Of course, a lot of the Starbucks-is-way-too-expensive bashing has used prices for mochas, lattés, etc. in a manner that somewhat unfairly tips the scales. But perception's perception.
What does Starbucks do? Provide more value to close the gap? Introduce flavored coffees with exotic tastes to broaden their core product offering? Show that a fast food hamburger joint and a donut shop might not necessarily be up to snuff compared to the world's coffeehouse leader - you know, the one known for its quality positioning?
No. Instead, they seemingly lose their collective marketing minds! Go to great lengths and expense to undercut their own carefully crafted brand.
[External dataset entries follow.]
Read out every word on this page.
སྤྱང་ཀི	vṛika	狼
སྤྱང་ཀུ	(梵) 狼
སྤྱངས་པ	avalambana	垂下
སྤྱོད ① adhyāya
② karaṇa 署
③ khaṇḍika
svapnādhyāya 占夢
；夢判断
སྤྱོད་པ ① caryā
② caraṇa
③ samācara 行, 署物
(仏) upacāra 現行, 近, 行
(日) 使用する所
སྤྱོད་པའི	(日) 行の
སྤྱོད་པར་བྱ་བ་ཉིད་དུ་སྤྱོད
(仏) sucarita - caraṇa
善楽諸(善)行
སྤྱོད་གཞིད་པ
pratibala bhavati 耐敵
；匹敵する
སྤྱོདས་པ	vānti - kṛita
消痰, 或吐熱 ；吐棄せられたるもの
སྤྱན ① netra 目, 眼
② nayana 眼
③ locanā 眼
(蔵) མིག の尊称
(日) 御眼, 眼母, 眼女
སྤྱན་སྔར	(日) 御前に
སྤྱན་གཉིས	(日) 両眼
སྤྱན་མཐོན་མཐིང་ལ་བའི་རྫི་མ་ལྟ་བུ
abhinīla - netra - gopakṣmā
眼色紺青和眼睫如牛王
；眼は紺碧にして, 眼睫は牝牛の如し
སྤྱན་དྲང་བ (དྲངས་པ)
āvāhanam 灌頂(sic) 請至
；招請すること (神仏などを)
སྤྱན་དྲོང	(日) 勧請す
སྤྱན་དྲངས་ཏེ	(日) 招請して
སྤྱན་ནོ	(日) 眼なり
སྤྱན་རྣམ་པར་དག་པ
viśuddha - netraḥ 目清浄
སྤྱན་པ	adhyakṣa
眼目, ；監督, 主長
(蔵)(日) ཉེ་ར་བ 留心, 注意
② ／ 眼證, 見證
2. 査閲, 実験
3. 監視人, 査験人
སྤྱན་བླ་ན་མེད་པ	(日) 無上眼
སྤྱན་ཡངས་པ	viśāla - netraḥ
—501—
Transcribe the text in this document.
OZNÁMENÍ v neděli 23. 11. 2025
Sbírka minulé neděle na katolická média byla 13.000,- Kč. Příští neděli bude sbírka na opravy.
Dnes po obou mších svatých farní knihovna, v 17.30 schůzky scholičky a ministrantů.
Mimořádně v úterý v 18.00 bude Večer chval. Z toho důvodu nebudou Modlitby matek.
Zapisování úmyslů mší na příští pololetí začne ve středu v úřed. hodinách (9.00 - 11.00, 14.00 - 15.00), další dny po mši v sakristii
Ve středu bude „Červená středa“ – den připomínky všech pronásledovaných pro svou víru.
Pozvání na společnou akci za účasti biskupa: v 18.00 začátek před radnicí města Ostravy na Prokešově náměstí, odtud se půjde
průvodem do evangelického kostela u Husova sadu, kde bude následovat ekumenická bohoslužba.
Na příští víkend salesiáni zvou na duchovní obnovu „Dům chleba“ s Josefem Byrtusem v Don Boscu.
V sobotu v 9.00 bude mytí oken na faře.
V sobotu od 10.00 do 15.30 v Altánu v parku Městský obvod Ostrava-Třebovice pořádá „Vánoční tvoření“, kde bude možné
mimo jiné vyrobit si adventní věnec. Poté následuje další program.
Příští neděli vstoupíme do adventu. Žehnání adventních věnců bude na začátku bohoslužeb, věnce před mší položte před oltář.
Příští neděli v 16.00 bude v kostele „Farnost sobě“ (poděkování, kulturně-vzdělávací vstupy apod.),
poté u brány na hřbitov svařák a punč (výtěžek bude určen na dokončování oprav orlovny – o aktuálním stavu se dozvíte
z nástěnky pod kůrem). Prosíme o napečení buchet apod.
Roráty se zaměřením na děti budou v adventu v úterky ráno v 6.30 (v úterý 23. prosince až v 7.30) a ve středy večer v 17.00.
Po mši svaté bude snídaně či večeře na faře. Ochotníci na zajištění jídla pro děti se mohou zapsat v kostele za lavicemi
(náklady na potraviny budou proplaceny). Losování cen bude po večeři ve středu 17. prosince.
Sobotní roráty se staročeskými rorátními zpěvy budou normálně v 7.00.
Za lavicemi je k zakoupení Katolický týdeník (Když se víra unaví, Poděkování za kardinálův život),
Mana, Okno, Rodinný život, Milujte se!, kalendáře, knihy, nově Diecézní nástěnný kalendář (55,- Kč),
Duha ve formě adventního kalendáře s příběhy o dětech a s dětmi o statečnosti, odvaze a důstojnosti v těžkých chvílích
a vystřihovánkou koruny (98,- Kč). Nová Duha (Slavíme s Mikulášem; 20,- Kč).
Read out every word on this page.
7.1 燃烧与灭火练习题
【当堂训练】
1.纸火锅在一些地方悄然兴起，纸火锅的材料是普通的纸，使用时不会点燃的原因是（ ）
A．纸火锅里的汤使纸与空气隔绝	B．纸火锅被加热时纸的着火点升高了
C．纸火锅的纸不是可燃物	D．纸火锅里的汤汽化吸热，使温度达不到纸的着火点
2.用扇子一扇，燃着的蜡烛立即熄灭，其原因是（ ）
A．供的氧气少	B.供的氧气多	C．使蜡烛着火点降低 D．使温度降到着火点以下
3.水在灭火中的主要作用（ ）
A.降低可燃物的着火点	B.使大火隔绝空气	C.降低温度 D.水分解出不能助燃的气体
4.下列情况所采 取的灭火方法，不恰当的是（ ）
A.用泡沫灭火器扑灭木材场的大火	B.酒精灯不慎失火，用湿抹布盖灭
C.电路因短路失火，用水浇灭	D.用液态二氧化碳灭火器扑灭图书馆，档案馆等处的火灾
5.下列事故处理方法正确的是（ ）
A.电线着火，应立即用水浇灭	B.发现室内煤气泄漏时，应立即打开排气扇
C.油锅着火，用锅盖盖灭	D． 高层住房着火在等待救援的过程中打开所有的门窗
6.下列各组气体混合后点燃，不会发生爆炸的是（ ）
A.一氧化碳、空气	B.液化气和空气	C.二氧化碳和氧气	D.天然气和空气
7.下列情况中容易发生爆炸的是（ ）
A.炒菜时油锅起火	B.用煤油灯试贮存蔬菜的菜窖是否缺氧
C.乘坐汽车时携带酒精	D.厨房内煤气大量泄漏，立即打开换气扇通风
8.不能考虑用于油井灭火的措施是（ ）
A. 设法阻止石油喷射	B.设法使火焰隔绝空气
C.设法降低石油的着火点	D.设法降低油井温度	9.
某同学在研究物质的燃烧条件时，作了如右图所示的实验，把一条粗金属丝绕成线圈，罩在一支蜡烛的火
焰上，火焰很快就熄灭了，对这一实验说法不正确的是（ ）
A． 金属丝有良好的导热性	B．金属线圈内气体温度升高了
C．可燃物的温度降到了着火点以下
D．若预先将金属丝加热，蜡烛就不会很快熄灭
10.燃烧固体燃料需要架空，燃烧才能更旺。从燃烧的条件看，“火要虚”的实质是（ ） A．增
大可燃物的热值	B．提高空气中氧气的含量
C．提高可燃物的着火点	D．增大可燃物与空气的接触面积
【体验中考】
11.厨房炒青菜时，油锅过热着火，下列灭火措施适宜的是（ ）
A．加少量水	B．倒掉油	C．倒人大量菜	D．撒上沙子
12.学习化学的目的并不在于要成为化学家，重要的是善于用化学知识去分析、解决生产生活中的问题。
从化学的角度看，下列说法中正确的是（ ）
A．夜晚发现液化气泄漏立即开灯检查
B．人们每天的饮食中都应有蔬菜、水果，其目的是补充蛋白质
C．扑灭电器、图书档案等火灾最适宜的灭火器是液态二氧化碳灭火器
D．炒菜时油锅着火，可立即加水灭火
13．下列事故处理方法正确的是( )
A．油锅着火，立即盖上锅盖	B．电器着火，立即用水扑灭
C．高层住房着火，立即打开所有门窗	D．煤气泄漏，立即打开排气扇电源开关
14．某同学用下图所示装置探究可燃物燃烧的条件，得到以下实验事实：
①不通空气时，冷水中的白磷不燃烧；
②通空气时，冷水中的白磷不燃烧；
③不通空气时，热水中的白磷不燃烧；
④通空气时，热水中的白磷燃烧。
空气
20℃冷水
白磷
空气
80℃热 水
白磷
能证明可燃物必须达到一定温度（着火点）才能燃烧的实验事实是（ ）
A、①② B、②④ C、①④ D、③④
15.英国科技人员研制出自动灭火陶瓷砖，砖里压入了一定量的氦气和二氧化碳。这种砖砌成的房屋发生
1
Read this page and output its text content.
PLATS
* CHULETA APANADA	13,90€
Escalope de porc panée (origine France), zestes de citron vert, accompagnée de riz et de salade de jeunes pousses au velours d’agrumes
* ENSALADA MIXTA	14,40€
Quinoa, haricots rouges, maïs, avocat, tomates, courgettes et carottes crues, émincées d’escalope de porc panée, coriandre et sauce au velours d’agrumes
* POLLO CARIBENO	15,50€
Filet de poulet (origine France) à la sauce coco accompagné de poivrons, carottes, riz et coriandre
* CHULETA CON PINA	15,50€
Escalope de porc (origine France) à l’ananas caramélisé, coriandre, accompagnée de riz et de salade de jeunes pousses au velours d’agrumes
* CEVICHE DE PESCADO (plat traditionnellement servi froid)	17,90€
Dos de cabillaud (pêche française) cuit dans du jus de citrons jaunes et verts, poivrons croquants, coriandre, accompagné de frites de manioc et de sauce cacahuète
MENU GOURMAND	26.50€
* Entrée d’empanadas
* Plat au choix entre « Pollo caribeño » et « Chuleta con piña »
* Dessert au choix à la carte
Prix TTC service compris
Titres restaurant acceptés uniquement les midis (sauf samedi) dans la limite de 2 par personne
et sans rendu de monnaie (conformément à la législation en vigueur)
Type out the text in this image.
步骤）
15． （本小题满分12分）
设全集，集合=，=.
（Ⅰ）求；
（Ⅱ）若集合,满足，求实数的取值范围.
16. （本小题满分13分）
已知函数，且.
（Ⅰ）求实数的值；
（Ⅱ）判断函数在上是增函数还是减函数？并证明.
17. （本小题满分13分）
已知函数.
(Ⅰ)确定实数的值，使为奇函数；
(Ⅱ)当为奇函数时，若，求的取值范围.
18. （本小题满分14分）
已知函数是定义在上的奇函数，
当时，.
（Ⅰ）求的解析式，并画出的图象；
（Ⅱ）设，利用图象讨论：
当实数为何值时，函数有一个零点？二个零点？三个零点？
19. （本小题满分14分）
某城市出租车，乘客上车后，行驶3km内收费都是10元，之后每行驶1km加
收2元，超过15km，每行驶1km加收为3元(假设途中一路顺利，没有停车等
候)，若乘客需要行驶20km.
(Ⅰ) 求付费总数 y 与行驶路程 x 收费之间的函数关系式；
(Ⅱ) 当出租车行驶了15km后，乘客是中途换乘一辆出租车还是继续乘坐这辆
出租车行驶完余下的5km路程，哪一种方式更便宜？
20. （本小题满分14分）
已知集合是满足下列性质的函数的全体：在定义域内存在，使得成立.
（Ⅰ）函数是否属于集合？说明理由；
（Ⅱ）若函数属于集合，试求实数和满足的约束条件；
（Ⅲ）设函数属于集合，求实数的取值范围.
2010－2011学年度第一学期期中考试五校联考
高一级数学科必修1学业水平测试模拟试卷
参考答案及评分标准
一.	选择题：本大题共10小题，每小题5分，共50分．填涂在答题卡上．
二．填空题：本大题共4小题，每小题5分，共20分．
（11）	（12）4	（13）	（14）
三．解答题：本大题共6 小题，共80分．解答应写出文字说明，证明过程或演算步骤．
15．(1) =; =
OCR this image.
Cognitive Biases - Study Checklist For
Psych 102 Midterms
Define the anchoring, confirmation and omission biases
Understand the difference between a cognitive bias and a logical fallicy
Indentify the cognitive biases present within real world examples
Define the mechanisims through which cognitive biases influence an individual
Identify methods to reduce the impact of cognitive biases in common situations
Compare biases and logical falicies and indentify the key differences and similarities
Yikes!
Starbucks recent introduction of their VIA instant, take-it-anywhere coffee is, to be kind, completely insane. After years of telling and exhibiting to us that better coffee is possible; that it takes better beans chosen from locales around the world; that it requires better care in preparation (thus the baristas with their fancy names); and that it's worth a little more per cup because people love their coffee.
Oh, no. Now, they've sent that entire history upside down and denied their own positioning based on the above. Because now you can get "the same great taste and quality" as their fresh-brewed coffee. What about the machines, the baristas, the preparation? None of that mattered? It was all a ruse? Now, any total amateur can take this new stuff out of their pocket and make it anywhere and it's just as good? So much for Starbucks' positioning. Heck, everyone knows that instant coffee is the dog's breakfast. Even if their VIA Ready Brew is great, why did they compare it to their own best-of-the-best?
Instead, the instant coffee comparison could have perfectly repositioned Dunkin' Donuts and McDonald's back. If Starbucks' new instant is better than both, that means Starbucks' carefully-prepared-by-professional-baristas mainstay products are the top of the pops.
Note that this all occurred after the big Howard Schultz return and the famous memo about how Starbucks has lost its way by abandoning the original brewing process and the arresting aromas of fresh ground coffee beans. Positionists everywhere implore Mr. Schultz to re-read his own memo - over a nice, affordable cup of coffee from McCafé or Dunkin'.